Ham Armstrong was a member of The Century for over fifty years. At the time he was elected, in 1921, he was working for the New York Evening Post, but in the following year, when Foreign Affairs was born, the newly appointed editor-in-chief, Archibald Cary Coolidge, persuaded him without too much difficulty to throw in his lot with the new venture. The team of Coolidge and Armstrong, with the blessing of the Council on Foreign Relations, created something entirely new in the way of quarterly reviews. In the fiftieth anniversary issue Ham defined, with his usual clarity, the purpose for which Foreign Affairs was founded: it was not “to promote specific policies, however laudable, but to increase the interest of the American public in foreign policy as such and stimulate their consciousness that they were an integral part of a world society and had a concern for its welfare as a whole.”

On the death of Archibald Coolidge in 1928 there was never any question as to who would take his place. Ham Armstrong, the managing editor, stepped into his shoes as a matter of course. To say that he was a good editor would be a grievous understatement. As George Kennan put it, “the calling requires a special motivation, a special instinct, a special patience and persistence, that seem to lie in the very tissue of character and personality.” Ham had them all. The goal to which he was guiding public opinion was never lost sight of. Come what may, America could not avoid a major role in the world. De Tocqueville had sensed that more than a hundred years ago, but Ham Armstrong added a corollary of his own. The role that America inevitably was called upon to play required a rare spirit of magnanimity. There was no place in it for isolationism.
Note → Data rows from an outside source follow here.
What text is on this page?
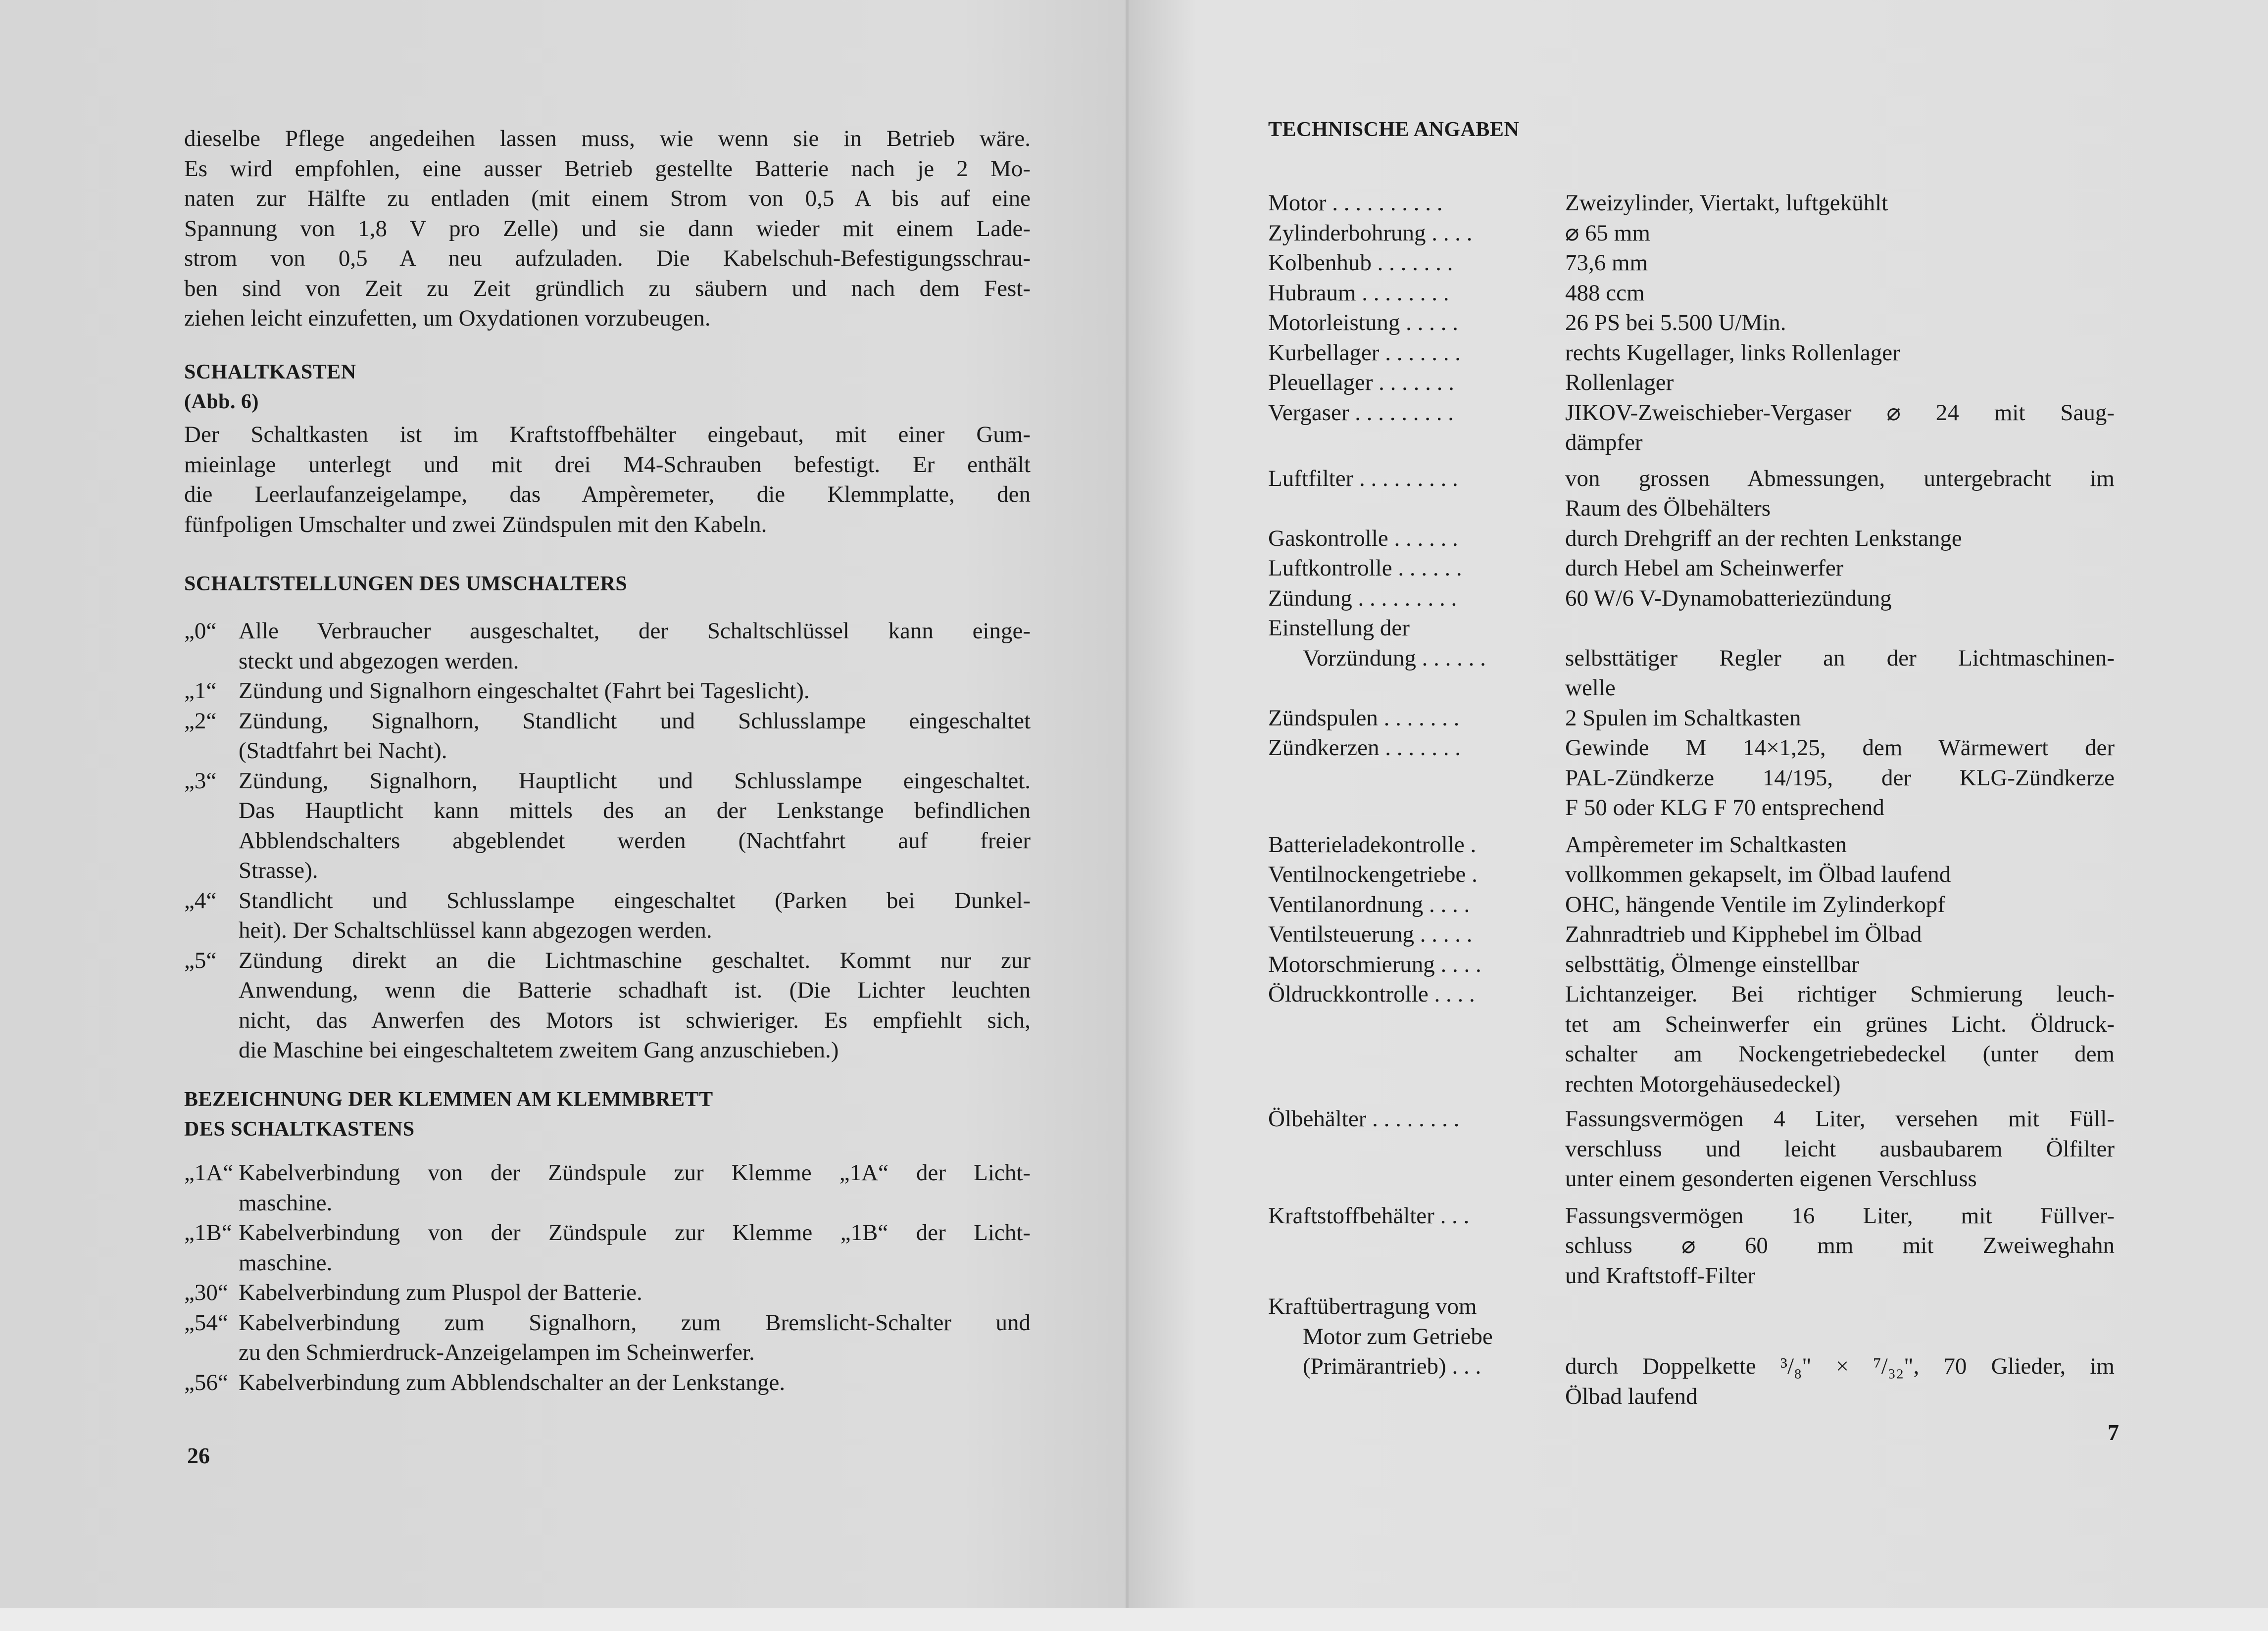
dieselbe Pflege angedeihen lassen muss, wie wenn sie in Betrieb wäre.
Es wird empfohlen, eine ausser Betrieb gestellte Batterie nach je 2 Mo-
naten zur Hälfte zu entladen (mit einem Strom von 0,5 A bis auf eine
Spannung von 1,8 V pro Zelle) und sie dann wieder mit einem Lade-
strom von 0,5 A neu aufzuladen. Die Kabelschuh-Befestigungsschrau-
ben sind von Zeit zu Zeit gründlich zu säubern und nach dem Fest-
ziehen leicht einzufetten, um Oxydationen vorzubeugen.
SCHALTKASTEN
(Abb. 6)
Der Schaltkasten ist im Kraftstoffbehälter eingebaut, mit einer Gum-
mieinlage unterlegt und mit drei M4-Schrauben befestigt. Er enthält
die Leerlaufanzeigelampe, das Ampèremeter, die Klemmplatte, den
fünfpoligen Umschalter und zwei Zündspulen mit den Kabeln.
SCHALTSTELLUNGEN DES UMSCHALTERS
„0“ Alle Verbraucher ausgeschaltet, der Schaltschlüssel kann einge-
steckt und abgezogen werden.
„1“ Zündung und Signalhorn eingeschaltet (Fahrt bei Tageslicht).
„2“ Zündung, Signalhorn, Standlicht und Schlusslampe eingeschaltet
(Stadtfahrt bei Nacht).
„3“ Zündung, Signalhorn, Hauptlicht und Schlusslampe eingeschaltet.
Das Hauptlicht kann mittels des an der Lenkstange befindlichen
Abblendschalters abgeblendet werden (Nachtfahrt auf freier
Strasse).
„4“ Standlicht und Schlusslampe eingeschaltet (Parken bei Dunkel-
heit). Der Schaltschlüssel kann abgezogen werden.
„5“ Zündung direkt an die Lichtmaschine geschaltet. Kommt nur zur
Anwendung, wenn die Batterie schadhaft ist. (Die Lichter leuchten
nicht, das Anwerfen des Motors ist schwieriger. Es empfiehlt sich,
die Maschine bei eingeschaltetem zweitem Gang anzuschieben.)
BEZEICHNUNG DER KLEMMEN AM KLEMMBRETT
DES SCHALTKASTENS
„1A“ Kabelverbindung von der Zündspule zur Klemme „1A“ der Licht-
maschine.
„1B“ Kabelverbindung von der Zündspule zur Klemme „1B“ der Licht-
maschine.
„30“ Kabelverbindung zum Pluspol der Batterie.
„54“ Kabelverbindung zum Signalhorn, zum Bremslicht-Schalter und
zu den Schmierdruck-Anzeigelampen im Scheinwerfer.
„56“ Kabelverbindung zum Abblendschalter an der Lenkstange.
26
TECHNISCHE ANGABEN
Motor . . . . . . . . . .	Zweizylinder, Viertakt, luftgekühlt
Zylinderbohrung . . . .	⌀ 65 mm
Kolbenhub . . . . . . .	73,6 mm
Hubraum . . . . . . . .	488 ccm
Motorleistung . . . . .	26 PS bei 5.500 U/Min.
Kurbellager . . . . . . .	rechts Kugellager, links Rollenlager
Pleuellager . . . . . . .	Rollenlager
Vergaser . . . . . . . . .	JIKOV-Zweischieber-Vergaser ⌀ 24 mit Saug-
dämpfer
Luftfilter . . . . . . . . .	von grossen Abmessungen, untergebracht im
Raum des Ölbehälters
Gaskontrolle . . . . . .	durch Drehgriff an der rechten Lenkstange
Luftkontrolle . . . . . .	durch Hebel am Scheinwerfer
Zündung . . . . . . . . .	60 W/6 V-Dynamobatteriezündung
Einstellung der
Vorzündung . . . . . .	selbsttätiger Regler an der Lichtmaschinen-
welle
Zündspulen . . . . . . .	2 Spulen im Schaltkasten
Zündkerzen . . . . . . .	Gewinde M 14×1,25, dem Wärmewert der
PAL-Zündkerze 14/195, der KLG-Zündkerze
F 50 oder KLG F 70 entsprechend
Batterieladekontrolle .	Ampèremeter im Schaltkasten
Ventilnockengetriebe .	vollkommen gekapselt, im Ölbad laufend
Ventilanordnung . . . .	OHC, hängende Ventile im Zylinderkopf
Ventilsteuerung . . . . .	Zahnradtrieb und Kipphebel im Ölbad
Motorschmierung . . . .	selbsttätig, Ölmenge einstellbar
Öldruckkontrolle . . . .	Lichtanzeiger. Bei richtiger Schmierung leuch-
tet am Scheinwerfer ein grünes Licht. Öldruck-
schalter am Nockengetriebedeckel (unter dem
rechten Motorgehäusedeckel)
Ölbehälter . . . . . . . .	Fassungsvermögen 4 Liter, versehen mit Füll-
verschluss und leicht ausbaubarem Ölfilter
unter einem gesonderten eigenen Verschluss
Kraftstoffbehälter . . .	Fassungsvermögen 16 Liter, mit Füllver-
schluss ⌀ 60 mm mit Zweiweghahn
und Kraftstoff-Filter
Kraftübertragung vom
Motor zum Getriebe
(Primärantrieb) . . .	durch Doppelkette ³/₈" × ⁷/₃₂", 70 Glieder, im
Ölbad laufend
7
In 1933, shortly after Hitler rose to power, Ham was the first American to be granted an interview with the new chancellor. The Hitler phenomenon was not yet taken seriously by most of the world’s political leaders, but as a result of his interview the editor of Foreign Affairs learned something the professional politicians did not yet realize—that Hitler posed a terrible threat to the civilized world. Hitler’s Reich—the First Phase, one of Ham’s most prophetic books, opens with the ominous words, “A people has disappeared.” It goes on to predict that Hitler would trouble the world as long as he remained in power and that he would not be dis lodged easily.

Ham wrote many other books on the general subject of international relations, all of them of great value to the student of the origins and consequences of the two world wars. He was a prolific writer as well as a most conscientious editor. One of his books, very different from the others, entitled Those Days, tells the story of his growing up on West Tenth Street in New York City. Ham was one of the few men left in our kaleidoscopic world who lived all his life in the house where he was born. Those Days is a book that will be treasured by anyone and everyone who is in the least allergic to nostalgia. “Remembrance,” as Ham says, “is intangible property, the most valuable, as one grows older, of all one’s be longings.”

In one respect this autobiographical fragment is not so different from his other books. Whether he was writing about world affairs, or the house, the neighborhood, or the city that he loved, there was a glow of warmhearted integrity about it all. Ham was a many-sided man. He had been brought up in an artistic milieu and he himself had a great feeling for the arts. He was curious about many things. Sometimes silent and thoughtful, he could also be the gayest and most light hearted of companions. Whatever his mood might be, when one dug down into him one always struck that rock of integrity.